Parler de la Shoah, et comment ; ou bien ne pas en parler, et pourquoi ? Éternelle question. Le romancier israélien Aharon Appelfeld a écrit plusieurs livres superbes, notamment Histoire d’une vie, où il raconte son évasion du camp, alors qu’il a dix ans, et ses trois ans de cache dans la forêt ukrainienne. Il vient de publier trois discours prononcés en Israël. C’est un livre bouleversant dans lequel il analyse la Shoah en expliquant que ceux qui en ont été les victimes ne s’en sortent jamais. À sa lecture, je me suis rendu compte qu’au fond nous aurons toujours vécu avec cela. Certains répugnent à l’évoquer. D’autres ont besoin d’en parler. Mais tous vivent avec.
Appelfeld énonce les raisons pour lesquelles on ne peut plus s’en détacher. Elles sont terribles, et marquent la différence de nature avec la situation des résistants. Eux sont dans la position des héros, leur combat les couvre d’une gloire qu’accroît encore l’emprisonnement dont ils l’ont payée ; ils avaient choisi leur destin. Mais nous, nous n’avions rien choisi. Nous n’étions que des victimes honteuses, des animaux tatoués. Il nous faut donc vivre avec ça, et que les autres l’acceptent.

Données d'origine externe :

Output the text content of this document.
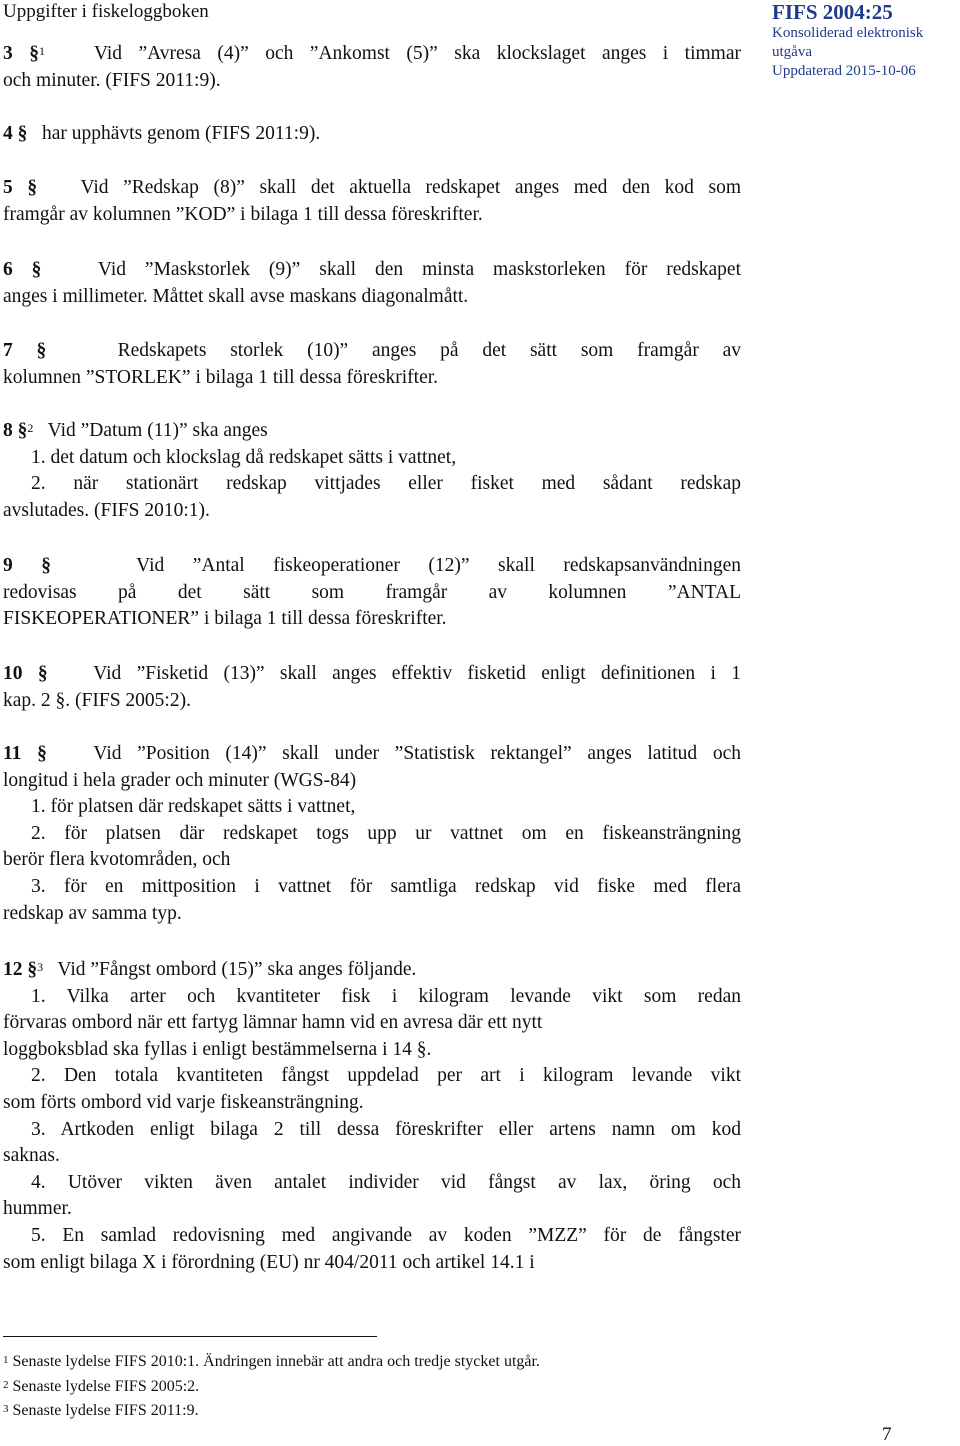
Uppgifter i fiskeloggboken	FIFS 2004:25
Konsoliderad elektronisk
utgåva
Uppdaterad 2015-10-06
3 §$^1$	Vid ”Avresa (4)” och ”Ankomst (5)” ska klockslaget anges i timmar
och minuter. (FIFS 2011:9).
4 § har upphävts genom (FIFS 2011:9).
5 § Vid ”Redskap (8)” skall det aktuella redskapet anges med den kod som
framgår av kolumnen ”KOD” i bilaga 1 till dessa föreskrifter.
6 §	Vid ”Maskstorlek (9)” skall den minsta maskstorleken för redskapet
anges i millimeter. Måttet skall avse maskans diagonalmått.
7 §	Redskapets storlek (10)” anges på det sätt som framgår av
kolumnen ”STORLEK” i bilaga 1 till dessa föreskrifter.
8 §$^2$ Vid ”Datum (11)” ska anges
1. det datum och klockslag då redskapet sätts i vattnet,
2. när stationärt redskap vittjades eller fisket med sådant redskap
avslutades. (FIFS 2010:1).
9 §	Vid ”Antal fiskeoperationer (12)” skall redskapsanvändningen
redovisas på det sätt som framgår av kolumnen ”ANTAL
FISKEOPERATIONER” i bilaga 1 till dessa föreskrifter.
10 § Vid ”Fisketid (13)” skall anges effektiv fisketid enligt definitionen i 1
kap. 2 §. (FIFS 2005:2).
11 § Vid ”Position (14)” skall under ”Statistisk rektangel” anges latitud och
longitud i hela grader och minuter (WGS-84)
1. för platsen där redskapet sätts i vattnet,
2. för platsen där redskapet togs upp ur vattnet om en fiskeansträngning
berör flera kvotområden, och
3. för en mittposition i vattnet för samtliga redskap vid fiske med flera
redskap av samma typ.
12 §$^3$ Vid ”Fångst ombord (15)” ska anges följande.
1. Vilka arter och kvantiteter fisk i kilogram levande vikt som redan
förvaras ombord när ett fartyg lämnar hamn vid en avresa där ett nytt
loggboksblad ska fyllas i enligt bestämmelserna i 14 §.
2. Den totala kvantiteten fångst uppdelad per art i kilogram levande vikt
som förts ombord vid varje fiskeansträngning.
3. Artkoden enligt bilaga 2 till dessa föreskrifter eller artens namn om kod
saknas.
4. Utöver vikten även antalet individer vid fångst av lax, öring och
hummer.
5. En samlad redovisning med angivande av koden ”MZZ” för de fångster
som enligt bilaga X i förordning (EU) nr 404/2011 och artikel 14.1 i
$^1$ Senaste lydelse FIFS 2010:1. Ändringen innebär att andra och tredje stycket utgår.
$^2$ Senaste lydelse FIFS 2005:2.
$^3$ Senaste lydelse FIFS 2011:9.
7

Tout ce qu’on peut dire, écrire, filmer sur l’Holocauste n’exorcise rien. La Shoah est omniprésente. Rien ne s’efface ; les convois, le travail, l’enfermement, les baraques, la maladie, le froid, le manque de sommeil, la faim, les humiliations, l’avilissement, les coups, les cris… non, rien ne peut ni ne doit être oublié. Mais au-delà de ces horreurs, seuls importent les morts. La chambre à gaz pour les enfants, les femmes, les vieillards, pour ceux qui attrapent la gale, qui clopinent, qui ont mauvaise mine ; et pour les autres, la mort lente. Deux mille cinq cents survivants sur soixante-dix-huit mille Juifs français déportés. Il n’y a que la Shoah. L’atmosphère de crématoire, de fumée et de puanteur de Birkenau, je ne l’oublierai jamais. Là-bas, dans les plaines allemandes et polonaises, s’étendent désormais des espaces dénudés sur lesquels règne le silence ; c’est le poids effrayant du vide que l’oubli n’a pas le droit de combler, et que la mémoire des vivants habitera toujours.
Simone Veil, Une Vie, 2007

Première partie : interprétation littéraire
De quelles manières Simone Veil fait-elle de la mémoire des vivants aussi une
mémoire des morts ?

Deuxième partie : essai philosophique
Témoigner de la violence, est-ce un besoin ou un devoir ?
Pour construire votre réponse, vous vous référerez au texte ci-dessus, ainsi qu’aux lectures et connaissances, tant littéraires que philosophiques, acquises durant l’année.